One of the problems is with the cathode of lithium ion batteries, which in the case of lithium oxides or lithium iron phosphate might only have fraction of the specific charge capacity of the silicon or graphite anode. Over the past few years, the focus of attention has turned to sulphur as a cathode – sulphur has a very high theoretical specific capacity. As a result, and also because of the relatively lightweight elements that constitute them, lithium sulphur (Li-S) batteries can have two to four times the energy density of lithium-ion batteries, both in weight and volume terms. However, one of the problems with using sulphur is its poor conductivity, and another is that it tends to form lithium polysulphides which are soluble in the battery electrolyte. This means that the Li-S batteries’ ability to be discharged and recharged rapidly degrades away over several charging cycles.

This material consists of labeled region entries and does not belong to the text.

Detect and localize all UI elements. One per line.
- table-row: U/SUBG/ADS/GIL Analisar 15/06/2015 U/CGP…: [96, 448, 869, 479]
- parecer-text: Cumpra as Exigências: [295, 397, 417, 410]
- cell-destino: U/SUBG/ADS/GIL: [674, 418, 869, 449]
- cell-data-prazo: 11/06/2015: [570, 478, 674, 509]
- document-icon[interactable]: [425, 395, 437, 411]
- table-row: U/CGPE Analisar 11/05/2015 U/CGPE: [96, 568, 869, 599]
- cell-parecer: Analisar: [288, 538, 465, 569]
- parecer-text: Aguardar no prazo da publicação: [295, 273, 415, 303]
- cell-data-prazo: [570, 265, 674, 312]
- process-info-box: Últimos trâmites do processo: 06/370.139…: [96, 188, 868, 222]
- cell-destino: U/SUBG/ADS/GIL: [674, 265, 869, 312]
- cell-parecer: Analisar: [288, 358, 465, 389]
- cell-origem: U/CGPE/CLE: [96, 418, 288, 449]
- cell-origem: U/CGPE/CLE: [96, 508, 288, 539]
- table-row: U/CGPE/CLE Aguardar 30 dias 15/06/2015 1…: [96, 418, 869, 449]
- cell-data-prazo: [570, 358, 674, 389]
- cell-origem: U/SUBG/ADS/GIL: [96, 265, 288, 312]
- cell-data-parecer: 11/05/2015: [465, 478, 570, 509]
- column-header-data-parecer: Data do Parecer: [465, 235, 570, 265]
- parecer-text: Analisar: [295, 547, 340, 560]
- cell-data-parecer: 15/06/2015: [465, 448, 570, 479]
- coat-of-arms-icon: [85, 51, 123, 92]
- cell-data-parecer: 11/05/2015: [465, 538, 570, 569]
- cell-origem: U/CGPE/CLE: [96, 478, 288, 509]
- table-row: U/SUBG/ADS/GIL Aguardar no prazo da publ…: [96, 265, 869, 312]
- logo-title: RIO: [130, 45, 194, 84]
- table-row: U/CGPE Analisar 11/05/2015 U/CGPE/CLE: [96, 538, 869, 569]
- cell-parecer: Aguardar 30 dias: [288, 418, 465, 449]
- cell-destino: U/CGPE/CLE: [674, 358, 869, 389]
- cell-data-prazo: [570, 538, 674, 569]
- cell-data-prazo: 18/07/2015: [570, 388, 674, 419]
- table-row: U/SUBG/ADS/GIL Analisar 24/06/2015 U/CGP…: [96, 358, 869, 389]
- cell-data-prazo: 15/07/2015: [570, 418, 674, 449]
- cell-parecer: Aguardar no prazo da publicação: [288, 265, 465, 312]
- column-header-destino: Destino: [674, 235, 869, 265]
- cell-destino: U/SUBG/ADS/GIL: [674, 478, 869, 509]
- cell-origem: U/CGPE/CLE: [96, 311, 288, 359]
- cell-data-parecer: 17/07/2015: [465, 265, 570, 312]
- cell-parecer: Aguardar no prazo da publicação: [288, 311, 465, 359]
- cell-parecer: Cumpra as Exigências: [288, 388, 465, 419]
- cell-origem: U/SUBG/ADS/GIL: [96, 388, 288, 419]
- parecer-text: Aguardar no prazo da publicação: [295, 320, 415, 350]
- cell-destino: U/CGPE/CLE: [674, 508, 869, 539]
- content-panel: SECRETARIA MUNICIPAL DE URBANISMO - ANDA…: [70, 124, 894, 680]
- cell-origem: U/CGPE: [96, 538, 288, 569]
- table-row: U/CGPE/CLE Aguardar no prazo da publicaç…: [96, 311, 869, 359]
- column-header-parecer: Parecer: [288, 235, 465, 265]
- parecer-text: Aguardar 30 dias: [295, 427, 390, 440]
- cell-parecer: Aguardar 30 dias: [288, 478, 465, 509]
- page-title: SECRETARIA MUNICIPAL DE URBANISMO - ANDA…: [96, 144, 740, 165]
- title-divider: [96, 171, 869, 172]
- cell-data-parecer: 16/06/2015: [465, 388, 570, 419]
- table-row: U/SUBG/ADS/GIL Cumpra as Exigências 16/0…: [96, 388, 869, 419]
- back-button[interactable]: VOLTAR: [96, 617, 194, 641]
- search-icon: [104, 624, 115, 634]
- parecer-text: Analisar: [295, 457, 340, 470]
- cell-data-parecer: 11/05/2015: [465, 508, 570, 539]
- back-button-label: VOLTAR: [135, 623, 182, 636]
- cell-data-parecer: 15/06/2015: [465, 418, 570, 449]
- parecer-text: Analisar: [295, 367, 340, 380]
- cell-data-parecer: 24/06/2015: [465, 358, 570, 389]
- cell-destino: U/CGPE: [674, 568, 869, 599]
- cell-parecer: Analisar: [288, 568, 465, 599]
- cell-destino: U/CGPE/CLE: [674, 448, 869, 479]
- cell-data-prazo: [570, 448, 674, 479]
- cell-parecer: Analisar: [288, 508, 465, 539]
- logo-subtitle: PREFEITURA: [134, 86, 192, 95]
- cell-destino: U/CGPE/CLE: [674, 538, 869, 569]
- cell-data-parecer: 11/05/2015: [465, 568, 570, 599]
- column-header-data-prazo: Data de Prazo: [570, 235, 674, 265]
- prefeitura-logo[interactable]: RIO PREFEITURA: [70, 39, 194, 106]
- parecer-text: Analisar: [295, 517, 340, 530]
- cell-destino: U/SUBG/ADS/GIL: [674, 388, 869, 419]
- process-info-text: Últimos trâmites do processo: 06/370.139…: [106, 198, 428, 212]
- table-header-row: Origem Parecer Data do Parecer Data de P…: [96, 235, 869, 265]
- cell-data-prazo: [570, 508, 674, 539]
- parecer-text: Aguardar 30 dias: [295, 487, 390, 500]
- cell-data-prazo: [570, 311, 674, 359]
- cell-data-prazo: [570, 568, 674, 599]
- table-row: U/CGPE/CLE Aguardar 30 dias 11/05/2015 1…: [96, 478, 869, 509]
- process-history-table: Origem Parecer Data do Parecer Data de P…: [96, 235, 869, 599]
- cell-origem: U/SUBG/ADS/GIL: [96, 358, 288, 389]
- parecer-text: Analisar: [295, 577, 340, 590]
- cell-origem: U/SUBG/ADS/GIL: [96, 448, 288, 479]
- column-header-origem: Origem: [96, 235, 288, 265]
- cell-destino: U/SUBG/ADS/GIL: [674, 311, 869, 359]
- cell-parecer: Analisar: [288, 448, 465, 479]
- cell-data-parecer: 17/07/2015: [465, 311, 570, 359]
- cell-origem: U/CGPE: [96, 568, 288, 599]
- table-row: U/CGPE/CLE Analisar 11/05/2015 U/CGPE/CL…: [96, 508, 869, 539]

Commercial Li-S batteries have been under development by several companies, using coated sulphur and electrolytes which minimise the dissolution of the lithium polysulphides, but in the meantime work has been under way in research institutes around the world to completely overcome the issues with Li-S batteries, and now Dr Hailiang Wang and his team at Stanford University in the US say that they may have found a way. The technique that they use is a polyethylene glycol (PEG) coating on sub-micron particles of sulphur. The PEG coating traps polysulphides and prevents them dissolving away. Nanoengineering techniques are then use to wrap the coated particles in a ‘cage’ of graphene molecules. The interaction between the carbon and sulphur renders the particles electrically conducting, and also supports them as they swell and shrink during each charging cycle.

As the paper says: “it is worth noting that the graphene-sulphur composite could be coupled with silicon-based anode materials for rechargeable batteries with significantly higher energy density than currently possible.”

There is clearly a lot of work still to be done before such a technique can be first optimised and then performed on an industrial scale. However, in the meantime the first generation of lithium-sulphur batteries are already being used in demonstration applications. One was used in the world’s longest unmanned flight, using a solar-powered aircraft which stayed aloft for 14 days in July 2010. Companies like Oxis Energy and Sion Power are racing to commercialise Li-S batteries and within a few years it may well be that your mobile phone or tablet computer, and possibly even your car, will be powered by sulphur.